May is Mental Health month.

Mental illness is such an important issue, and one that is close to my heart. I have been diagnosed with bipolar disorder. This is something, that, not too long ago, I kept pretty quiet about...and there are still people who think I should keep it to myself. Not talking about something doesn't make it go away.
Mental health is something we need to talk about. It should not be stigmatized or swept under the rug. It has become a huge issue in this country, and we need an honest, open dialogue in our society where it is concerned.

Since I first "came out" about being bipolar, I have had countless messages from people thanking me for my honesty. People who are too ashamed to admit that they, too, are afflicted with mental illness. This should not be the case. There should be no shame in being diagnosed with something beyond one's control. It should be looked upon no differently than a diagnosis of diabetes or cancer.

I have felt liberated since I decided to share my experience. Is it my fault I have a chemical imbalance? Is it my fault I undergo periods of intense depression, so intense I don't want to go on at times?

No.

And the attitude that there is some sense of shame that ought to accompany a diagnosis such as mine is exactly what contributes to the large suicide rate in this country. And these things can be prevented. Prevented through talking, sharing, understanding, helping each other...isn't that what life is about?

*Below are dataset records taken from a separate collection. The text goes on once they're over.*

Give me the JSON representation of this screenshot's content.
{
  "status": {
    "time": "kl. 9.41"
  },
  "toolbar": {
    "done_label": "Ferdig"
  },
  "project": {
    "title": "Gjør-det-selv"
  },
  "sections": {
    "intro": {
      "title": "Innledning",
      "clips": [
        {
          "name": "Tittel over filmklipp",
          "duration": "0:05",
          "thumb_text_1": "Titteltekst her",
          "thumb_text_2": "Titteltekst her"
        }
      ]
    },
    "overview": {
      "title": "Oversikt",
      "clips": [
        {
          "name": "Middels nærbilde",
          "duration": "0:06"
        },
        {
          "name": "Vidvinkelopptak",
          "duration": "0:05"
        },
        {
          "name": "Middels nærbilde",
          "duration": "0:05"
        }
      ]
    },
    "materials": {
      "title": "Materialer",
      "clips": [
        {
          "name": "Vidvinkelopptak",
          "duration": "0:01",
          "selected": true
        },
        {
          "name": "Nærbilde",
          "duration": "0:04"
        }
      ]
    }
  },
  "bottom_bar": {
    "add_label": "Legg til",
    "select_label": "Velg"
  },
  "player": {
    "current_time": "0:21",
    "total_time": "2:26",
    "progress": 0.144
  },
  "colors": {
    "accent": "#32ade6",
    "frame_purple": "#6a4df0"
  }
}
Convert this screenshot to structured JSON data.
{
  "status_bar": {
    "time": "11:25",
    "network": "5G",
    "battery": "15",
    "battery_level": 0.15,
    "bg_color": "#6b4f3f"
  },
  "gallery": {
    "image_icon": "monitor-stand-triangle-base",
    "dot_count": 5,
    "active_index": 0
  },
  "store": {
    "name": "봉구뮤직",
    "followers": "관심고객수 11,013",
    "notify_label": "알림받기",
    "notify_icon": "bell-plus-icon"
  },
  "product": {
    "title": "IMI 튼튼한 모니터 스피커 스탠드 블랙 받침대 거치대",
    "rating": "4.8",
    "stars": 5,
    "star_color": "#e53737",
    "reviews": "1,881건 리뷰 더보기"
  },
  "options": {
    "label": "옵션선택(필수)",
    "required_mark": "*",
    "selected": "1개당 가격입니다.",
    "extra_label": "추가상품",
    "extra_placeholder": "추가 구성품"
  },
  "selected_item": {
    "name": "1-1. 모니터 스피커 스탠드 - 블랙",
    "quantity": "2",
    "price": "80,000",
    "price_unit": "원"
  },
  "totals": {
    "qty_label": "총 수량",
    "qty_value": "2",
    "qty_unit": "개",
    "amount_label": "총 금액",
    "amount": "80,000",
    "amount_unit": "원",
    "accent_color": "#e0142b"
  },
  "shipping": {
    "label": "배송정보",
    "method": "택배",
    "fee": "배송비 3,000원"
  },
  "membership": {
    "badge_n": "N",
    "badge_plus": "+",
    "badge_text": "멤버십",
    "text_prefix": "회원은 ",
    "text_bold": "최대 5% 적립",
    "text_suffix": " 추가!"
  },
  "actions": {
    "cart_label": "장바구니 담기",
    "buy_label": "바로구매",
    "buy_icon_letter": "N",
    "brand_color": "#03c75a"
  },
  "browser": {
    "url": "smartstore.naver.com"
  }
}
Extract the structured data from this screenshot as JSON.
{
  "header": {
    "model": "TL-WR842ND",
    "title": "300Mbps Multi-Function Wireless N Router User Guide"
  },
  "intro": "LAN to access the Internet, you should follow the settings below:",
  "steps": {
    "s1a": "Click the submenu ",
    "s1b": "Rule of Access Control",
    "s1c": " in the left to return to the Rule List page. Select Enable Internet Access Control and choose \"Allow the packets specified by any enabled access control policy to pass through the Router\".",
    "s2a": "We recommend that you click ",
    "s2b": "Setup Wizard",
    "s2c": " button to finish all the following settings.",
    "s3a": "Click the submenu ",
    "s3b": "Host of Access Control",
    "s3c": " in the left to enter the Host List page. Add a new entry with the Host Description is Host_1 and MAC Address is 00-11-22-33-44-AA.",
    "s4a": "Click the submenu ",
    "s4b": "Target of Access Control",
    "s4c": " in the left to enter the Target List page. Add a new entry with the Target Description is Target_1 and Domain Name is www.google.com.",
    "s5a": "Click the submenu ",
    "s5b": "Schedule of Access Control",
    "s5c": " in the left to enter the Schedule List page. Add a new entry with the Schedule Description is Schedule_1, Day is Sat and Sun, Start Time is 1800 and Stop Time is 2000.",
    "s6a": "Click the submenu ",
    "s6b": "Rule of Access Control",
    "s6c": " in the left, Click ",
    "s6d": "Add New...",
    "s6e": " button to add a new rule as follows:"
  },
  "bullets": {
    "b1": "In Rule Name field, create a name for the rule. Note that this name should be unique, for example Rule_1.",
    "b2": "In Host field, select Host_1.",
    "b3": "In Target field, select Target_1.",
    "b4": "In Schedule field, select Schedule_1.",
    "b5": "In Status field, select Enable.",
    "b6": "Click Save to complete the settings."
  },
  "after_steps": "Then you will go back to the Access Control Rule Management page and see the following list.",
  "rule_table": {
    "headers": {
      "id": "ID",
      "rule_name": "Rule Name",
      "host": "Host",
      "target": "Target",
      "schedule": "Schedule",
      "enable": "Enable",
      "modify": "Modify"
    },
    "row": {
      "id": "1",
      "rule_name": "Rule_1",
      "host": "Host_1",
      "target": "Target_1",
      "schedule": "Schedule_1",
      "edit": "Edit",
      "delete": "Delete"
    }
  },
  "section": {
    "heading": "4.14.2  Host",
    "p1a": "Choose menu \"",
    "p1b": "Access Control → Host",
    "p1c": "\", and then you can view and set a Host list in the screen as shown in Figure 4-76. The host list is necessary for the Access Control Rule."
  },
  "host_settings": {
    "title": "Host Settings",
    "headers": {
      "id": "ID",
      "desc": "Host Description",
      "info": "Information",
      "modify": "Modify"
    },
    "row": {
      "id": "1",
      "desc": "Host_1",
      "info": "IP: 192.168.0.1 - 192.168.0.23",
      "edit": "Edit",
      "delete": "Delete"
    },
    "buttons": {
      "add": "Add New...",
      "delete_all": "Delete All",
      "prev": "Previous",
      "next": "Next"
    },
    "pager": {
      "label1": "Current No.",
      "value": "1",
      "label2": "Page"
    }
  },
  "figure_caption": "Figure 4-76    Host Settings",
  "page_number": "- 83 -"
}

I facilitate a support group for bipolar disorder and depression, and we meet every Monday night at 6:30 p.m., in the basement of the Delphos Public Library. If you've been diagnosed with either disorder and need somewhere to get support and love, I encourage you to attend.

The time is now. According to the National Alliance on Mental Illness website, one in four adults experiences a mental health disorder in a given year. Look around you. That's a lot of people. Chances are you know someone who might need some help. People who feel they can't admit to this "weakness" because it's not accepted in our society. That needs to stop. Now. It's time for change. I had more courage to be open about my own struggle because of other people I know who weren't afraid to be open themselves. It only leads to good things. It only gets better from there.

Remaining silent about things that matter will not get us anywhere. I have received such an outpouring of support since I came forward. My life has drastically improved. Please don't be afraid to talk about it. Every month should be Mental Health Month. Hopefully, in time, if we start talking, it will be.